In this sense, I am actually quite confident that a form of politics that we call democracy by name will survive and continue to legitimize hierarchies and divisions, and indeed will continue to offer a set of solutions that seek to increasingly simplify and make palatable the varied localized political solutions to more and more global and complex problems.

But, in terms of thinking of democracy historically and comparatively, this type of democracy by name is not a sufficient perspective for any insight. It does not tell us anything of the processes and effects of democracy as political action and participation and it does not tell us much about the relationship of democracy to other political realities, as has been discussed, which are dimensions that proper historical and comparative work must consider and cannot overlook.

From my analytical perspective, grounded in analyzing the changes in the ways in which people understand and make sense of their communities, societies, polities and the world, democracy as a political process is only meaningful if it is allowed to and also has the capacity to challenge existing political structures. It is a specific form of self-reflection and renewal of the body politic, even in cases of conservative or status quo politics because this renewal and rethinking is more a question of form rather than substance.

The beauty of history is that even the status quo needs reform and self-reflection to maintain itself. But currently democratic processes are so enclosed that there is no space for democratic reflection and reform.

This brings me to the second way of thinking about the question, which is to ask, rather than whether democracy as it is can survive or make the world more democratic on that same foundation, what could and should democratic politics in our era look like. What are the political structures and arrangements that would support an expansive and rejuvenated expansion of democratic arenas and experiments, knowing that not all of them will work, be effective and survive?

Teaching can not replace real life interactions

Lastly, how this extraordinary period affected your teaching  experience as an academician?

In terms of teaching it has been very unfortunate especially for a newcomer like me, because I was able to interact with the students in a class room environment only for 6 weeks or so, before everything went online.

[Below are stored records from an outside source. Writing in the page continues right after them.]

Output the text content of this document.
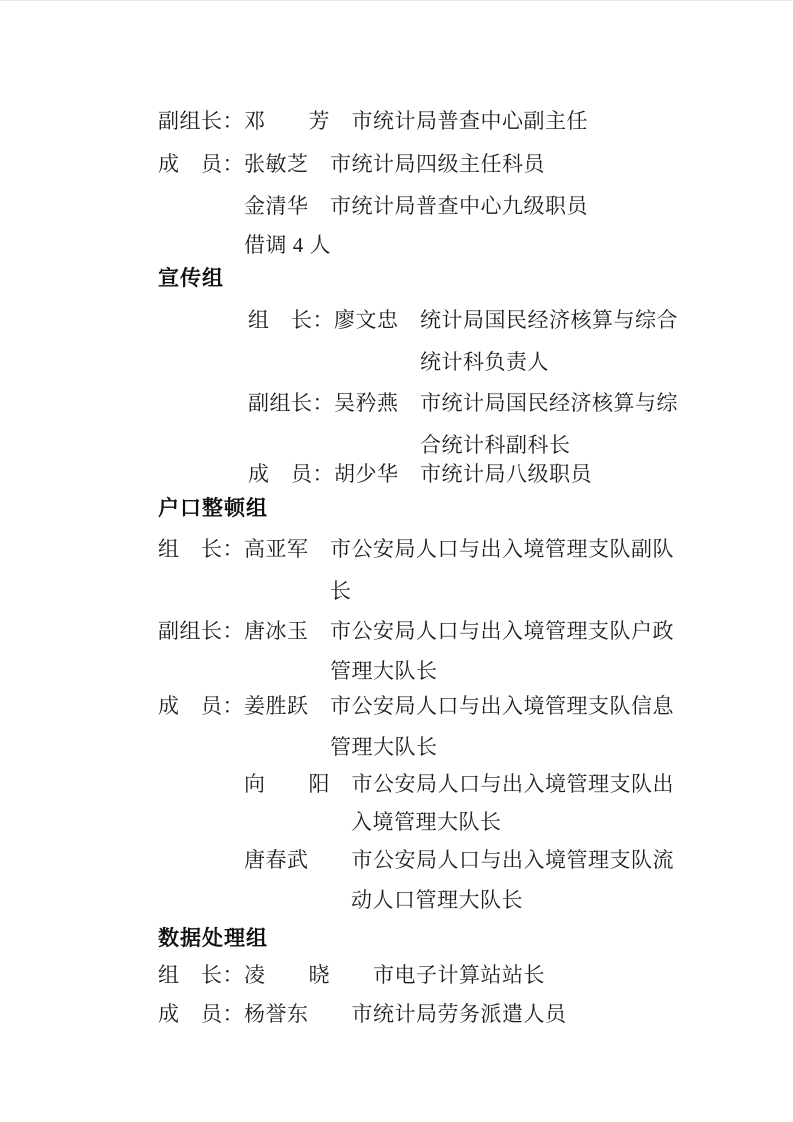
副组长：邓　　芳　市统计局普查中心副主任
成　员：张敏芝　市统计局四级主任科员
金清华　市统计局普查中心九级职员
借调 4 人
宣传组
组　长：廖文忠　统计局国民经济核算与综合
统计科负责人
副组长：吴矜燕　市统计局国民经济核算与综
合统计科副科长
成　员：胡少华　市统计局八级职员
户口整顿组
组　长：高亚军　市公安局人口与出入境管理支队副队
长
副组长：唐冰玉　市公安局人口与出入境管理支队户政
管理大队长
成　员：姜胜跃　市公安局人口与出入境管理支队信息
管理大队长
向　　阳　市公安局人口与出入境管理支队出
入境管理大队长
唐春武　　市公安局人口与出入境管理支队流
动人口管理大队长
数据处理组
组　长：凌　　晓　　市电子计算站站长
成　员：杨誉东　　市统计局劳务派遣人员
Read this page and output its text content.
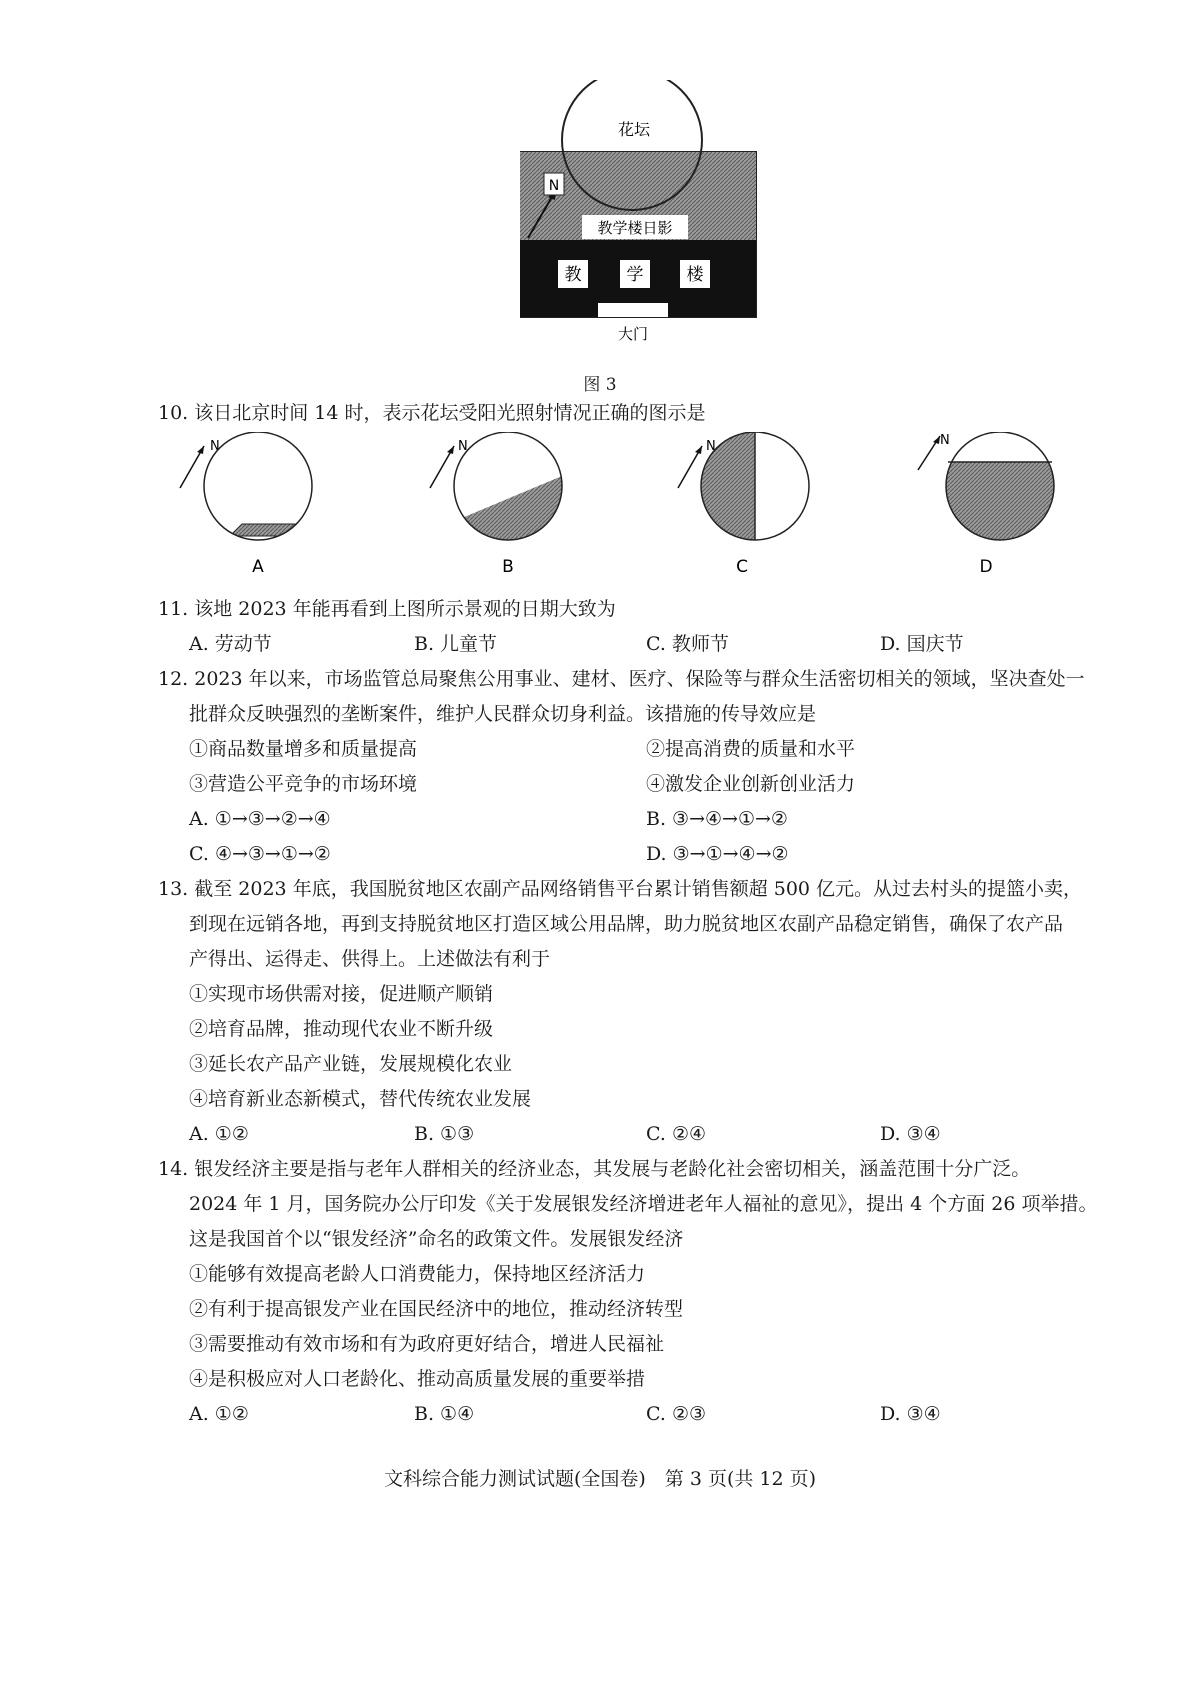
花坛
N
教学楼日影
教	学	楼
大门
图 3
10. 该日北京时间 14 时，表示花坛受阳光照射情况正确的图示是
N
A
N
B
N
C
N
D
11. 该地 2023 年能再看到上图所示景观的日期大致为
A. 劳动节	B. 儿童节	C. 教师节	D. 国庆节
12. 2023 年以来，市场监管总局聚焦公用事业、建材、医疗、保险等与群众生活密切相关的领域，坚决查处一
批群众反映强烈的垄断案件，维护人民群众切身利益。该措施的传导效应是
①商品数量增多和质量提高	②提高消费的质量和水平
③营造公平竞争的市场环境	④激发企业创新创业活力
A. ①→③→②→④	B. ③→④→①→②
C. ④→③→①→②	D. ③→①→④→②
13. 截至 2023 年底，我国脱贫地区农副产品网络销售平台累计销售额超 500 亿元。从过去村头的提篮小卖，
到现在远销各地，再到支持脱贫地区打造区域公用品牌，助力脱贫地区农副产品稳定销售，确保了农产品
产得出、运得走、供得上。上述做法有利于
①实现市场供需对接，促进顺产顺销
②培育品牌，推动现代农业不断升级
③延长农产品产业链，发展规模化农业
④培育新业态新模式，替代传统农业发展
A. ①②	B. ①③	C. ②④	D. ③④
14. 银发经济主要是指与老年人群相关的经济业态，其发展与老龄化社会密切相关，涵盖范围十分广泛。
2024 年 1 月，国务院办公厅印发《关于发展银发经济增进老年人福祉的意见》，提出 4 个方面 26 项举措。
这是我国首个以“银发经济”命名的政策文件。发展银发经济
①能够有效提高老龄人口消费能力，保持地区经济活力
②有利于提高银发产业在国民经济中的地位，推动经济转型
③需要推动有效市场和有为政府更好结合，增进人民福祉
④是积极应对人口老龄化、推动高质量发展的重要举措
A. ①②	B. ①④	C. ②③	D. ③④
文科综合能力测试试题(全国卷)　第 3 页(共 12 页)
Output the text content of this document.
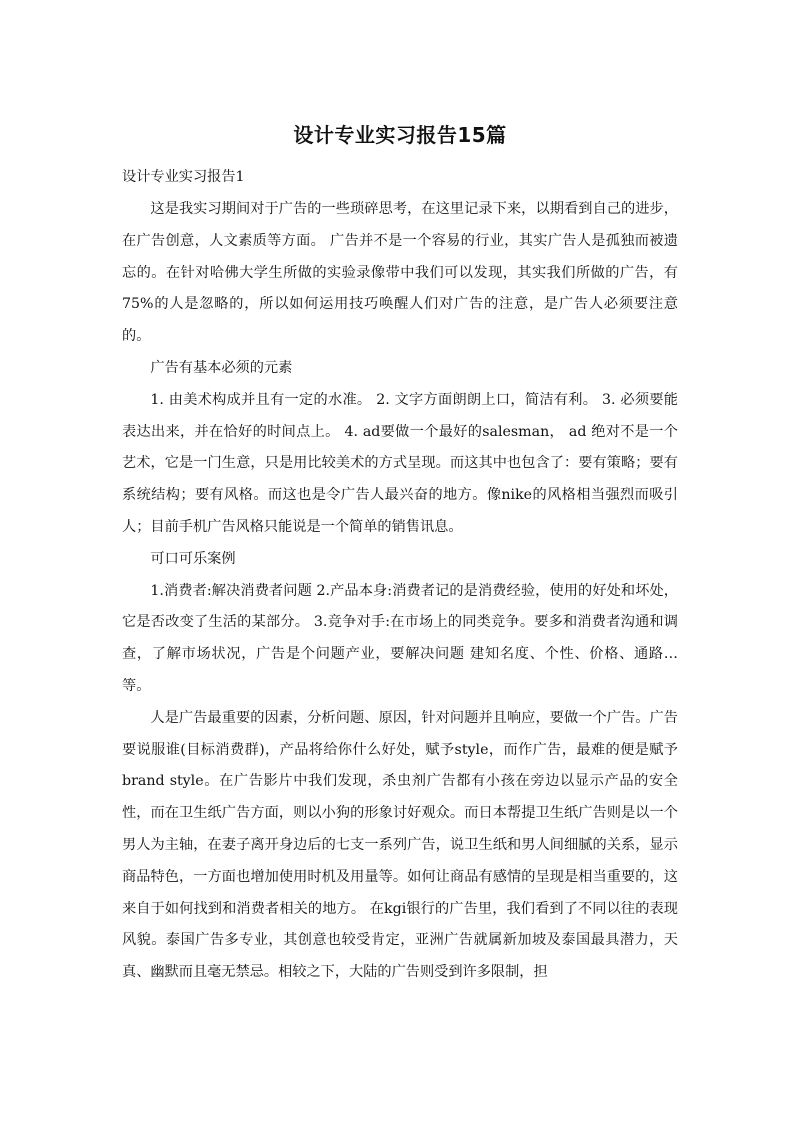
设计专业实习报告15篇
设计专业实习报告1

这是我实习期间对于广告的一些琐碎思考，在这里记录下来，以期看到自己的进步，在广告创意，人文素质等方面。 广告并不是一个容易的行业，其实广告人是孤独而被遗忘的。在针对哈佛大学生所做的实验录像带中我们可以发现，其实我们所做的广告，有75%的人是忽略的，所以如何运用技巧唤醒人们对广告的注意，是广告人必须要注意的。

广告有基本必须的元素

1. 由美术构成并且有一定的水准。 2. 文字方面朗朗上口，简洁有利。 3. 必须要能表达出来，并在恰好的时间点上。 4. ad要做一个最好的salesman， ad 绝对不是一个艺术，它是一门生意，只是用比较美术的方式呈现。而这其中也包含了：要有策略；要有系统结构；要有风格。而这也是令广告人最兴奋的地方。像nike的风格相当强烈而吸引人；目前手机广告风格只能说是一个简单的销售讯息。

可口可乐案例

1.消费者:解决消费者问题 2.产品本身:消费者记的是消费经验，使用的好处和坏处，它是否改变了生活的某部分。 3.竞争对手:在市场上的同类竞争。要多和消费者沟通和调查，了解市场状况，广告是个问题产业，要解决问题 建知名度、个性、价格、通路…等。

人是广告最重要的因素，分析问题、原因，针对问题并且响应，要做一个广告。广告要说服谁(目标消费群)，产品将给你什么好处，赋予style，而作广告，最难的便是赋予brand style。在广告影片中我们发现，杀虫剂广告都有小孩在旁边以显示产品的安全性，而在卫生纸广告方面，则以小狗的形象讨好观众。而日本帮提卫生纸广告则是以一个男人为主轴，在妻子离开身边后的七支一系列广告，说卫生纸和男人间细腻的关系，显示商品特色，一方面也增加使用时机及用量等。如何让商品有感情的呈现是相当重要的，这来自于如何找到和消费者相关的地方。 在kgi银行的广告里，我们看到了不同以往的表现风貌。泰国广告多专业，其创意也较受肯定，亚洲广告就属新加坡及泰国最具潜力，天真、幽默而且毫无禁忌。相较之下，大陆的广告则受到许多限制，担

I do not mean to say though, that I would directly juxtapose class room and online teaching with each other, in fact online teaching can be very useful and complementary, but it cannot quite replace real life interactions. I hope that in the future teachers and students can have a wider and more flexible work environment, in which different available tools will be mobilized based on the solutions that work the best, so that we are not confined to either our physical campus environments or to the virtual environment. This, however, will require our academic institutions and decision-makers to have the kind of democratic imagination I have talked about, a self-reflexive, self-regulating, trust-based and inclusive idea of the work community.